Many unionists feel “deeply frustrated” about the proposed trading arrangements between Northern Ireland and Great Britain at the end of the transition period, Nigel Dodds said.

The DUP’s former Westminster leader told the Lords: “Just as it is unacceptable to nationalists to have that border on the island of Ireland, it is equally unacceptable to create barriers between Northern Ireland and Great Britain.

“That is why we feel strongly that some of the emphasis on the Belfast Agreement that has been made in this House and other places has I think erred somewhat to emphasise one side of the situation.

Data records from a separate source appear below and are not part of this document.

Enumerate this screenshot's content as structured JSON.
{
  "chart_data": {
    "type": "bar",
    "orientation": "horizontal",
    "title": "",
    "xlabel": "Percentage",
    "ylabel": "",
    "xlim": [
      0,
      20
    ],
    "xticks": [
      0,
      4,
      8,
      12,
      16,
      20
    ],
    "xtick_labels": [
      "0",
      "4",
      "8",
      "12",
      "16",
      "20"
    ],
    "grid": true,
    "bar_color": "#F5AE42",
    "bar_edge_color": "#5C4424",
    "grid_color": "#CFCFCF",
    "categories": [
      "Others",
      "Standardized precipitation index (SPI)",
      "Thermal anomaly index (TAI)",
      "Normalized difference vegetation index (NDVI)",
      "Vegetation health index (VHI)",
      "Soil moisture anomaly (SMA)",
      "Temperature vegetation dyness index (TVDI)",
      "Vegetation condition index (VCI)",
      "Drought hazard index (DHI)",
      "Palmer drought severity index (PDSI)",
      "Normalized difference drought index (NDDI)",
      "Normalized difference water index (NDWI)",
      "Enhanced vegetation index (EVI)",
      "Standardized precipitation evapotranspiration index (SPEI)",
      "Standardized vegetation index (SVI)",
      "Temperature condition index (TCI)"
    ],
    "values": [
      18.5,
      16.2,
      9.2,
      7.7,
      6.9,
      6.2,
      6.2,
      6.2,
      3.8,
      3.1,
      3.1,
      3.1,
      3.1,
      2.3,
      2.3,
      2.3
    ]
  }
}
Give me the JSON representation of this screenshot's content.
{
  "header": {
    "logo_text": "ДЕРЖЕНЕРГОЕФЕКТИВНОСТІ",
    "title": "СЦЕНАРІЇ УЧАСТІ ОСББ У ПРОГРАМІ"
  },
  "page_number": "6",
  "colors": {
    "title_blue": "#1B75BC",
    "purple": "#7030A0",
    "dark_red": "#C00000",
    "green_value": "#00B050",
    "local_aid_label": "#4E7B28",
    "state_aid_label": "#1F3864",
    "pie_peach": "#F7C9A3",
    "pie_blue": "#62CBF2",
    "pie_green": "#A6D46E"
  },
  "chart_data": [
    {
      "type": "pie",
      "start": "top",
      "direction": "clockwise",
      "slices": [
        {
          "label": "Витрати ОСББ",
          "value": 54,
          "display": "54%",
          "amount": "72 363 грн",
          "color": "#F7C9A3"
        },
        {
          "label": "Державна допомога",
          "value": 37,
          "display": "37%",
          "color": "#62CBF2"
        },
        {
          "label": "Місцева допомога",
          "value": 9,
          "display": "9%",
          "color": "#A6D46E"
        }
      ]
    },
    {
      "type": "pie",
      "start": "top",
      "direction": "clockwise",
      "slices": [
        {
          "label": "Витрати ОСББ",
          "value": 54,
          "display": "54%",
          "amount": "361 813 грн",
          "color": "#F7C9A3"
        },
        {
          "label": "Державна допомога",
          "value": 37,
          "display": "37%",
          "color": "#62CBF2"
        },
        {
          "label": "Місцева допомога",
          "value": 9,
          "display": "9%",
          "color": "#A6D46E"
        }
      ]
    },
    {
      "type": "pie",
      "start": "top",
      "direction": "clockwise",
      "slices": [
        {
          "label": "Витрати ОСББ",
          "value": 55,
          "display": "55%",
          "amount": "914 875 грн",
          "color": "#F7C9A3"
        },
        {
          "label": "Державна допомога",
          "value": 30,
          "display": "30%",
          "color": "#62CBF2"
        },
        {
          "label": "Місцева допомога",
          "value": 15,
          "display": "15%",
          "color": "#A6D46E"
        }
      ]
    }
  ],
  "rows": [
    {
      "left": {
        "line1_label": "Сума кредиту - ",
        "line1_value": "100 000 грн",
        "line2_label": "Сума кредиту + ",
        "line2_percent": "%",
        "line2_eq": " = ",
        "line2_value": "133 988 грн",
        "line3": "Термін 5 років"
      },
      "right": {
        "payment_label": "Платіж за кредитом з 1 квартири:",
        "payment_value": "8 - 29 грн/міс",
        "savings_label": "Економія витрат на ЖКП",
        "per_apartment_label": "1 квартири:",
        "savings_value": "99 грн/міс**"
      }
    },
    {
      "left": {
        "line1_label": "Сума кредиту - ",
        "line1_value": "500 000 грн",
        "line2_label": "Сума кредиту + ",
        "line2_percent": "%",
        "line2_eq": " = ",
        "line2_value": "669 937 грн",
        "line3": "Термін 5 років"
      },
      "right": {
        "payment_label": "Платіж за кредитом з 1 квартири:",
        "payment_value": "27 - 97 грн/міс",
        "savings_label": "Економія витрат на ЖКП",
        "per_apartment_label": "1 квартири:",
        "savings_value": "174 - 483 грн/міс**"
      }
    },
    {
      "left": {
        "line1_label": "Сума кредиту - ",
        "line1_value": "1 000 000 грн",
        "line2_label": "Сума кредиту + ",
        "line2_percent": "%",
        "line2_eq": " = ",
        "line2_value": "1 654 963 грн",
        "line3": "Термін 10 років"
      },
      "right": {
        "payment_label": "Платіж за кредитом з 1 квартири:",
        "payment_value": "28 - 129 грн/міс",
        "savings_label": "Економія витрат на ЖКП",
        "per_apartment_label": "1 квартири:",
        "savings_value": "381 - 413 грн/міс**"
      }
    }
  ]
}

Many, many unionists feel deeply, deeply frustrated and angry tonight in Northern Ireland about the way in which it’s OK to have a free border north-south but you can do whatever you like east-west.

“We must come to sensible, pragmatic arrangements.”

Independent crossbench peer Igor Judge, a former head of the judiciary, advised the House of Lords should be “neither complicit nor supine” and should vote against clauses in the Bill.

Richard Newby, Liberal Democrat leader in the Lords, added: “If we can’t take a view on a matter of deliberate law-breaking by the government we may as well pack up our bags now.”

Tory Baroness Noakes said the Bill was a “responsible approach by the Government to protect the interests of the UK but particularly the interests of Northern Ireland”.

Tory former lord chancellor Lord Mackay spoke of his “shock” over the British government’s move and insisted the rule of law was a fundamental part of the UK’s constitutional arrangements.

Tory Lord Cormack said the law-breaking clauses in the Bill must go and threatened to vote against them “again and again” if necessary.